De onuitgesproken conclusie van dit verhaal is dat, welke kant Nederland ook uitkijkt, zijn kansen op enige invloed op het wereld- of zelfs regionaal gebeuren gering zijn. Zelfs de functie van ‘bruggenbouwer’, ‘de term waar men in de Nederlandse politiek zo verzot op is’, wordt niet van ons gevraagd. De groten regelen dat zelf wel onder elkaar. Dat is Van Walsums weinig opwekkende boodschap. Het zou verkeerd zijn haar te negeren, omdat zij zo weinig opwekkend is.
Hierboven zei ik terloops dat Van Walsum zijn rede op 26 november in Leiden hield.

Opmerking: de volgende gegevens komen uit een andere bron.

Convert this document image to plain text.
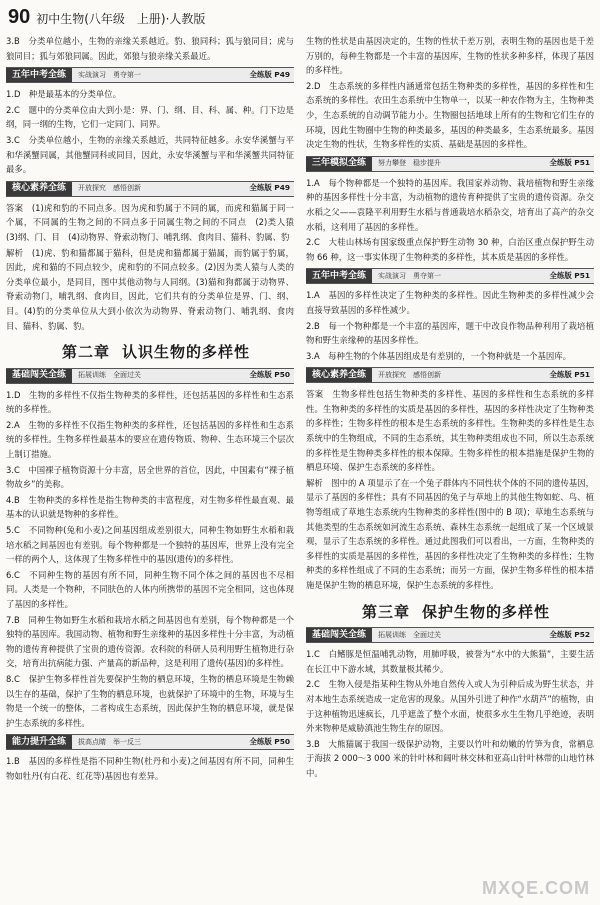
90 初中生物(八年级　上册)·人教版

3.B　分类单位越小，生物的亲缘关系越近。豹、狼同科；狐与狼同目；虎与狼同目；狐与郊狼同属。因此，郊狼与狼亲缘关系最近。

五年中考全练	实战演习　勇夺第一	全练版 P49

1.D　种是最基本的分类单位。

2.C　题中的分类单位由大到小是：界、门、纲、目、科、属、种。门下边是纲，同一纲的生物，它们一定同门、同界。

3.C　分类单位越小，生物的亲缘关系越近，共同特征越多。永安华溪蟹与平和华溪蟹同属，其他蟹同科或同目，因此，永安华溪蟹与平和华溪蟹共同特征最多。

核心素养全练	开放探究　感悟创新	全练版 P49

答案　(1)虎和豹的不同点多。因为虎和豹属于不同的属，而虎和猫属于同一个属，不同属的生物之间的不同点多于同属生物之间的不同点　(2)类人猿　(3)纲、门、目　(4)动物界、脊索动物门、哺乳纲、食肉目、猫科、豹属、豹

解析　(1)虎、豹和猫都属于猫科，但是虎和猫都属于猫属，而豹属于豹属，因此，虎和猫的不同点较少，虎和豹的不同点较多。(2)因为类人猿与人类的分类单位最小，是同目，图中其他动物与人同纲。(3)猫和狗都属于动物界、脊索动物门，哺乳纲、食肉目，因此，它们共有的分类单位是界、门、纲、目。(4)豹的分类单位从大到小依次为动物界、脊索动物门、哺乳纲、食肉目、猫科、豹属、豹。

第二章 认识生物的多样性
基础闯关全练	拓展训练　全面过关	全练版 P50

1.D　生物的多样性不仅指生物种类的多样性，还包括基因的多样性和生态系统的多样性。

2.A　生物的多样性不仅指生物种类的多样性，还包括基因的多样性和生态系统的多样性。生物多样性最基本的要应在遗传物质、物种、生态环境三个层次上制订措施。

3.C　中国裸子植物资源十分丰富，居全世界的首位，因此，中国素有“裸子植物故乡”的美称。

4.B　生物种类的多样性是指生物种类的丰富程度，对生物多样性最直观、最基本的认识就是物种的多样性。

5.C　不同物种(兔和小麦)之间基因组成差别很大，同种生物如野生水稻和栽培水稻之间基因也有差别。每个物种都是一个独特的基因库，世界上没有完全一样的两个人，这体现了生物多样性中的基因(遗传)的多样性。

6.C　不同种生物的基因有所不同，同种生物不同个体之间的基因也不尽相同。人类是一个物种，不同肤色的人体内所携带的基因不完全相同，这也体现了基因的多样性。

7.B　同种生物如野生水稻和栽培水稻之间基因也有差别，每个物种都是一个独特的基因库。我国动物、植物和野生亲缘种的基因多样性十分丰富，为动植物的遗传育种提供了宝贵的遗传资源。农科院的科研人员利用野生植物进行杂交，培育出抗病能力强、产量高的新品种，这是利用了遗传(基因)的多样性。

8.C　保护生物多样性首先要保护生物的栖息环境，生物的栖息环境是生物赖以生存的基础，保护了生物的栖息环境，也就保护了环境中的生物，环境与生物是一个统一的整体，二者构成生态系统，因此保护生物的栖息环境，就是保护生态系统的多样性。

能力提升全练	拔高点睛　举一反三	全练版 P50

1.B　基因的多样性是指不同种生物(杜丹和小麦)之间基因有所不同，同种生物如牡丹(有白花、红花等)基因也有差异。

生物的性状是由基因决定的，生物的性状千差万别，表明生物的基因也是千差万别的，每种生物都是一个丰富的基因库，生物的性状多种多样，体现了基因的多样性。

2.D　生态系统的多样性内涵通常包括生物种类的多样性，基因的多样性和生态系统的多样性。农田生态系统中生物单一，以某一种农作物为主，生物种类少，生态系统的自动调节能力小。生物圈包括地球上所有的生物和它们生存的环境，因此生物圈中生物的种类最多，基因的种类最多，生态系统最多。基因决定生物的性状，生物多样性的实质、基础是基因的多样性。

三年模拟全练	努力攀登　稳步提升	全练版 P51

1.A　每个物种都是一个独特的基因库。我国家养动物、栽培植物和野生亲缘种的基因多样性十分丰富，为动植物的遗传育种提供了宝贵的遗传资源。杂交水稻之父——袁隆平利用野生水稻与普通栽培水稻杂交，培育出了高产的杂交水稻，这利用了基因的多样性。

2.C　大桂山林场有国家级重点保护野生动物 30 种，白治区重点保护野生动物 66 种，这一事实体现了生物种类的多样性，其本质是基因的多样性。

五年中考全练	实战演习　勇夺第一	全练版 P51

1.A　基因的多样性决定了生物种类的多样性。因此生物种类的多样性减少会直接导致基因的多样性减少。

2.B　每一个物种都是一个丰富的基因库，题干中改良作物品种利用了栽培植物和野生亲缘种的基因多样性。

3.A　每种生物的个体基因组成是有差别的，一个物种就是一个基因库。

核心素养全练	开放探究　感悟创新	全练版 P51

答案　生物多样性包括生物种类的多样性、基因的多样性和生态系统的多样性。生物种类的多样性的实质是基因的多样性，基因的多样性决定了生物种类的多样性；生物多样性的根本是生态系统的多样性。生物种类的多样性是生态系统中的生物组成，不同的生态系统，其生物种类组成也不同，所以生态系统的多样性是生物种类多样性的根本保障。生物多样性的根本措施是保护生物的栖息环境、保护生态系统的多样性。

解析　图中的 A 项显示了在一个兔子群体内不同性状个体的不同的遗传基因，显示了基因的多样性；具有不同基因的兔子与草地上的其他生物如蛇、鸟、植物等组成了草地生态系统内生物种类的多样性(图中的 B 项)；草地生态系统与其他类型的生态系统如河流生态系统、森林生态系统一起组成了某一个区域景观，显示了生态系统的多样性。通过此图我们可以看出，一方面，生物种类的多样性的实质是基因的多样性，基因的多样性决定了生物种类的多样性；生物种类的多样性组成了不同的生态系统；而另一方面，保护生物多样性的根本措施是保护生物的栖息环境，保护生态系统的多样性。

第三章 保护生物的多样性
基础闯关全练	拓展训练　全面过关	全练版 P52

1.C　白鳍豚是恒温哺乳动物，用肺呼吸，被誉为“水中的大熊猫”，主要生活在长江中下游水域，其数量极其稀少。

2.C　生物入侵是指某种生物从外地自然传入或人为引种后成为野生状态，并对本地生态系统造成一定危害的现象。从国外引进了种作“水葫芦”的植物，由于这种植物迅速疯长，几乎遮盖了整个水面，使很多水生生物几乎绝迹，表明外来物种是威胁滇池生物生存的原因。

3.B　大熊猫属于我国一级保护动物，主要以竹叶和幼嫩的竹笋为食，常栖息于海拔 2 000～3 000 米的针叶林和阔叶林交林和亚高山针叶林带的山地竹林中。

MXQE.COM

Een historische dag in een historische plaats. Die dag, 64 jaar geleden, hield prof. Cleveringa in het Groot Auditorium van de universiteit zijn beroemde protestrede tegen het ontslag dat de bezetter joodse docenten had aangezegd. Cleveringa werd gevangengezet, de universiteit gesloten.
De laatste 26 november was nog om een andere reden historisch. De Cleveringa-rede werd deze keer, ook in het Groot Auditorium, gehouden door een alumnus van de Utrechtse universiteit, die zelfs - kan het Utrechtser? - Rector senatus veteranorum van het studentencorps was geweest. ‘Het lijkt wel of Utrecht Leiden overneemt’, schertste een Leidenaar onder het gehoor, want er waren veel Utrechters in de zaal.
Maar toen Van Walsum erkende dat Leiden zich in 1940 beter had gedragen dan zijn eigen alma mater en zijn rede besloot met: ‘Leiden heeft in 1940 de eer van de Nederlandse universiteiten gered’, was die Leidenaar, die zich overigens toen onder Cleveringa's gehoor had bevonden, bijna ontroerd.